Der Schweizer Ständeratspräsident Filippo Lombardi (links) und Baden-Württembergs Ministerpräsident Winfried Kretschmann Foto: dpa

Zu umstrittenen Fragen des Abkommens über die Nutzung des deutsch-schweizerischen Luftraums in der Umgebung des Airports Zürich müssten in Nachverhandlungen eindeutige Regelungen gefunden werden, sagte Kretschmann in Bern.

Bern - Das Fluglärmabkommen zwischen Deutschland und der Schweiz könnte aus Sicht von Regierungschef Winfried Kretschmann (Grüne) scheitern. Zu umstrittenen Fragen des Abkommens über die Nutzung des deutsch-schweizerischen Luftraums in der Umgebung des Airports Zürich müssten in Nachverhandlungen eindeutige Regelungen gefunden werden, sagte Kretschmann am Freitag in Bern bei einer Pressekonferenz mit dem Präsidenten des Schweizer Ständerates, Filippo Lombardi. „Sollten diese Fragen nicht geklärt werden können, ist der Vertrag für die deutsche Seite nicht mehrheitsfähig.“

Kretschmann betonte, er sage dies als Ministerpräsident von Baden-Württemberg und nicht als Bundesratspräsident, da das Fluglärmabkommen bekanntlich noch nicht im Bundesrat behandelt werde. In seiner Rolle als Präsident der Länderkammer hatte er zuvor erklärt, er sehe keine Chance für einen neuen Anlauf zu einem Steuerabkommen mit der Schweiz noch in diesem Jahr. Dazu verwies Kretschmann auf den Bundestagswahlkampf sowie nach wie vor bestehende Auffassungsunterschiede zwischen politischen Lagern in Deutschland zur Besteuerung deutscher Schwarzgeldvermögen in der Schweiz.

Einzelbestimmungen verbindlich klären

In Sachen Fluglärmabkommen sollte das Berliner Verkehrsministerium in Nachverhandlungen mit der Schweiz darauf dringen, dass bislang noch unterschiedlich interpretierbare Einzelbestimmungen in völkerrechtlich verbindlichen Zusatzerklärungen genau geregelt werden. Dies betreffe etwa Flughöhen bei Starts und Landungen am Airport Zürich, die verschiedenen Anflugmodi und weitere technische Fragen, die Auswirkungen auf die jeweilige Lärmbelästigung haben.

Allerdings nimmt das Schweizer Parlament - dar Nationalrat - derzeit bereits Kurs auf eine Ratifizierung des Luftlärmabkommens in der vorliegenden Form.
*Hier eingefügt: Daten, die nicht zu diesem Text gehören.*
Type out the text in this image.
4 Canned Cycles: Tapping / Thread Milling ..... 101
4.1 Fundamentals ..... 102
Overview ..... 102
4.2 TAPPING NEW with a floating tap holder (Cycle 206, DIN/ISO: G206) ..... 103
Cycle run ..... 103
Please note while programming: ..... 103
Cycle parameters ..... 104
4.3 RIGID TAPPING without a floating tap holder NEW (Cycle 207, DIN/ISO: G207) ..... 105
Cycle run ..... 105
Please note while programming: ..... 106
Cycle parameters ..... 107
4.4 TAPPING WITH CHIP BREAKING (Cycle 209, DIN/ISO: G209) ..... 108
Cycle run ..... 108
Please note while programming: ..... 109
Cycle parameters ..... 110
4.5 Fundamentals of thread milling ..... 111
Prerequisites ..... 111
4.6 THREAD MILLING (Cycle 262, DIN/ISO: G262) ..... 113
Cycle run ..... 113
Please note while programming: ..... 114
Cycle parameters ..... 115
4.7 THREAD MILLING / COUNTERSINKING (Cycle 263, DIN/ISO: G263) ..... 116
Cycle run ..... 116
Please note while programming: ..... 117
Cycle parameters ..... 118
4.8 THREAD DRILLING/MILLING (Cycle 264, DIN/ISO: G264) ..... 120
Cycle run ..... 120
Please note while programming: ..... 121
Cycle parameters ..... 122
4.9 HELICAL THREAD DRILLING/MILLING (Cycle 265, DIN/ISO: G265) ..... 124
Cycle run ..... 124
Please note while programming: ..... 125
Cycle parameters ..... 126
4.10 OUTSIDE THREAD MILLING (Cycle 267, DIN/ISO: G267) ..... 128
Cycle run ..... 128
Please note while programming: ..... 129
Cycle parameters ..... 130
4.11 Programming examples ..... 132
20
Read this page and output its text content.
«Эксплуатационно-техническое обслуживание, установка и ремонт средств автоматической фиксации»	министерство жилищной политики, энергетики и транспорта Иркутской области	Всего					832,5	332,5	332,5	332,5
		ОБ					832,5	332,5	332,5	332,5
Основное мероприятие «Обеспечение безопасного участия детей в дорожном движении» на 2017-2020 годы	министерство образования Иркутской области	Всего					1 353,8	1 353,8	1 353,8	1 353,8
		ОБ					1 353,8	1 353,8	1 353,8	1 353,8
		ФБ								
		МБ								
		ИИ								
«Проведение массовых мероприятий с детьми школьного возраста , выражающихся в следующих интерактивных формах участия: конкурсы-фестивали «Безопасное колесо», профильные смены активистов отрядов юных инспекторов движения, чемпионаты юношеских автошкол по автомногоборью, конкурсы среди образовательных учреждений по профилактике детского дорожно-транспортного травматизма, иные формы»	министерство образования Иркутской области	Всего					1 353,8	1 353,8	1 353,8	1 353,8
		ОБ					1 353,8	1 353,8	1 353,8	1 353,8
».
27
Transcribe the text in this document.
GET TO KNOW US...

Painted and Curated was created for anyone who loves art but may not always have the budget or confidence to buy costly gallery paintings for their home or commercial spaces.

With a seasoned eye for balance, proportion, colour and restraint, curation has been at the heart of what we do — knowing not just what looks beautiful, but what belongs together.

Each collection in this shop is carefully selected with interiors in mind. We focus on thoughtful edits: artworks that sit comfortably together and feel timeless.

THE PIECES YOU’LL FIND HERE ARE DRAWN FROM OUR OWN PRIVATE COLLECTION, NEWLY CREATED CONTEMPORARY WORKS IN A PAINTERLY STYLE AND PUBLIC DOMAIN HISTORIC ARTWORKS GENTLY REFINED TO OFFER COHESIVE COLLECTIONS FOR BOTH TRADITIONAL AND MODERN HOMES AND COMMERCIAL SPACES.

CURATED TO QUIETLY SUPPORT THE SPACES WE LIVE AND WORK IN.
Berlin hatte den Ratifizierungsprozess hingegen nach heftigen Protesten aus Baden-Württemberg gestoppt und von der Schweiz Verhandlungen gefordert. Nach einer Ratifizierung in Bern wäre das Abkommen für die Eidgenossen nicht mehr verhandelbar.

"Ohne Klärung der offenen Fragen ist der Vertrag nicht annehmbar"

Es wäre dann aus deutscher Sicht offenbar ebenso gescheitert wie das Steuerabkommen, das im Dezember von der rot-grünen Opposition im Bundesrat versenkt wurde. „Ohne Klärung der offenen Fragen ist der Vertrag für uns nicht annehmbar“, stellte Kretschmann klar.

Unter anderem um die Themen Fluglärm und Steuerstreit sollte es dem Vernehmen nach auch bei Gesprächen Kretschmanns mit Verkehrsministerin Doris Leuthard und Wirtschaftsminister Johann Schneider-Ammann gehen. Dazu sei Vertraulichkeit vereinbart worden, hieß es von Schweizer Seite.

Vor Reportern bestand Kretschmann - ebenso wie Ständeratspräsident Lombardi - darauf, dass die Beziehungen zwischen Deutschland und der Schweiz „von einzelnen Dingen abgesehen hervorragend und vielfältig sind“. Dass mit dem Steuer- und dem Fluglärmabkommen innerhalb weniger Wochen gleich zwei bedeutende völkerrechtliche Verträge mit der Schweiz von der deutschen Seite ausgehebelt worden waren, bezeichnete Kretschmann als „rein zufällige Koinzidenz“.

Lombardi nannte Kretschmann einen „Freund, der die Schweiz versteht“ und der die Zukunft Europas auch immer im Zusammenhang mit der Schweiz sehe. Bei der EU in Brüssel sei Deutschland ein wichtiger „Fürsprecher für die Besonderheiten der direkten Demokratie in der Schweiz“. Kretschmann sagte, beim Streben nach mehr demokratischer Mitwirkung der Bevölkerung in Deutschland schaue man auch immer wieder auf Erfahrungen der Schweiz.